At the same time, the “Order No. 1” of the Petrograd Soviet, which decomposed the troops, was intended only for the Petrograd garrison, should not have been in the active army at all and certainly did not act in it. But how to explain its avalanche-like spread among soldiers and the introduction of its positions across the front? There is only one answer: the officer corps has lost control of the soldiers' mass. There was no more command, there was no more discipline. In fact, this means that there was no longer an army.
There was no solid rear in the country, the previous regime collapsed, anti-war sentiments coming from below did not disappear, and the army, according to Denikin’s apt expression, was armed people. At the same time, the new government proclaimed peace initiatives with one hand (Petrosoviet), and the other with a course for war to the bitter end and loyalty to the allies in the Entente (Provisional Government).
Knowing this, it is much easier to answer the question whether Russia could continue the war in its state at that time.
New army
At the very beginning of 1918, the Bolsheviks had to create a new army in the country - the Red Army. But how did the revolutionary authorities succeed in putting millions of soldiers into battle, who until recently refused to fight on the fronts of the First World War without understanding the goals and objectives of the war?
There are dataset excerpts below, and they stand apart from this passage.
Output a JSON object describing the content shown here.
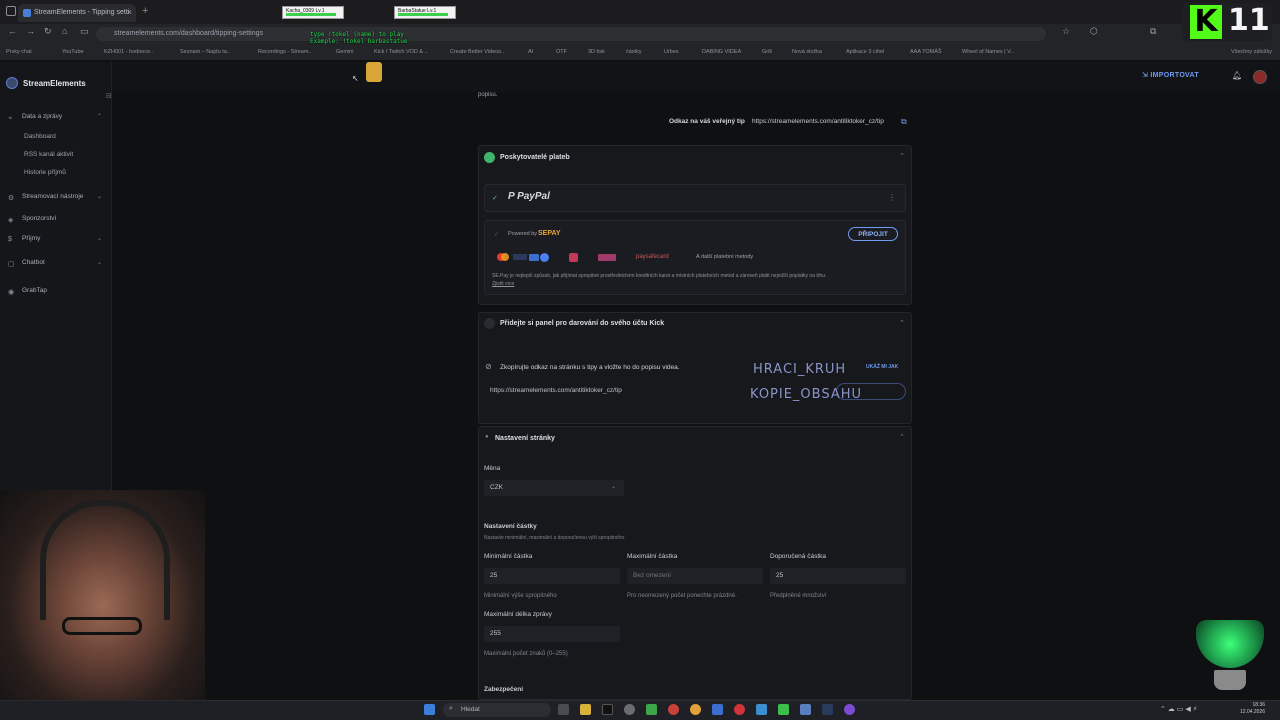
{
  "browser": {
    "tab_title": "StreamElements - Tipping setti",
    "url": "streamelements.com/dashboard/tipping-settings",
    "bookmarks": [
      "Prvky chat",
      "YouTube",
      "KZH001 - hodnoce..",
      "Seznam – Najdu ta..",
      "Recordings - Stream..",
      "Gemini",
      "Kick / Twitch VOD & ..",
      "Create Better Videos..",
      "AI",
      "OTF",
      "3D tisk",
      "částky",
      "Urbex",
      "DABING VIDEA",
      "Grill",
      "Nová složka",
      "Aplikace 3 cihel",
      "AAA TOMÁŠ",
      "Wheel of Names | V..."
    ],
    "bookmarks_right": "Všechny záložky"
  },
  "stream_overlay": {
    "badge1": "Kacha_0309 Lv.1",
    "badge2": "BarbaStatue Lv.1",
    "cmd_lines": [
      "type !tokel (name) to play",
      "Example: !tokel barbastatue"
    ],
    "kick_letter": "K",
    "kick_count": "11"
  },
  "app": {
    "brand": "StreamElements",
    "import_label": "IMPORTOVAT",
    "sidebar": {
      "data_group": "Data a zprávy",
      "data_items": [
        "Dashboard",
        "RSS kanál aktivit",
        "Historie příjmů"
      ],
      "items": [
        {
          "label": "Streamovací nástroje",
          "chevron": true
        },
        {
          "label": "Sponzorství",
          "chevron": false
        },
        {
          "label": "Příjmy",
          "chevron": true
        },
        {
          "label": "Chatbot",
          "chevron": true
        },
        {
          "label": "GrabTap",
          "chevron": false
        }
      ]
    }
  },
  "main": {
    "top_cut_text": "popisu.",
    "public_link_label": "Odkaz na váš veřejný tip",
    "public_link_url": "https://streamelements.com/antitiktoker_cz/tip",
    "providers": {
      "title": "Poskytovatelé plateb",
      "paypal": "PayPal",
      "powered_by": "Powered by",
      "sepay": "SEPAY",
      "connect_label": "PŘIPOJIT",
      "methods_suffix": "A další platební metody",
      "paysafe": "paysafecard",
      "description": "SE.Pay je nejlepší způsob, jak přijímat spropitné prostřednictvím kreditních karet a místních platebních metod a zároveň platit nejnižší poplatky na trhu.",
      "learn_more": "Zjistit více"
    },
    "kick_panel": {
      "title": "Přidejte si panel pro darování do svého účtu Kick",
      "instruction": "Zkopírujte odkaz na stránku s tipy a vložte ho do popisu videa.",
      "show_me": "UKÁŽ MI JAK",
      "link": "https://streamelements.com/antitiktoker_cz/tip",
      "overlay_text_1": "HRACI_KRUH",
      "overlay_text_2": "KOPIE_OBSAHU"
    },
    "page_settings": {
      "title": "Nastavení stránky",
      "currency_label": "Měna",
      "currency_value": "CZK",
      "amount_section": "Nastavení částky",
      "amount_hint": "Nastavte minimální, maximální a doporučenou výši spropitného",
      "min_label": "Minimální částka",
      "min_value": "25",
      "min_hint": "Minimální výše spropitného",
      "max_label": "Maximální částka",
      "max_placeholder": "Bez omezení",
      "max_hint": "Pro neomezený počet ponechte prázdné.",
      "rec_label": "Doporučená částka",
      "rec_value": "25",
      "rec_hint": "Předplněné množství",
      "msg_len_label": "Maximální délka zprávy",
      "msg_len_value": "255",
      "msg_len_hint": "Maximální počet znaků (0–255)",
      "security_label": "Zabezpečení"
    }
  },
  "taskbar": {
    "search_label": "Hledat",
    "time": "18:36",
    "date": "12.04.2026"
  }
}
In just one 1919 year, the total circulation of newspapers for the Red Army was almost 150 million copies. In the same year, 68 of millions of books and brochures were published in Soviet Russia. Back in 1918, 3033 libraries were created in the army, by the year 1919 their number reached 7500 stationary and 2400 mobile. During the Civil War, almost 6,000 Red Army literacy schools and a thousand Red Army theaters operated in the Red Army. And that's not counting the mass of oral agitators.
All these bodies performed a very important function - they day after day enlightened the "dark people", explained what the young Republic of Soviets is for it and what its objective problems and interests are. They formed a political nation.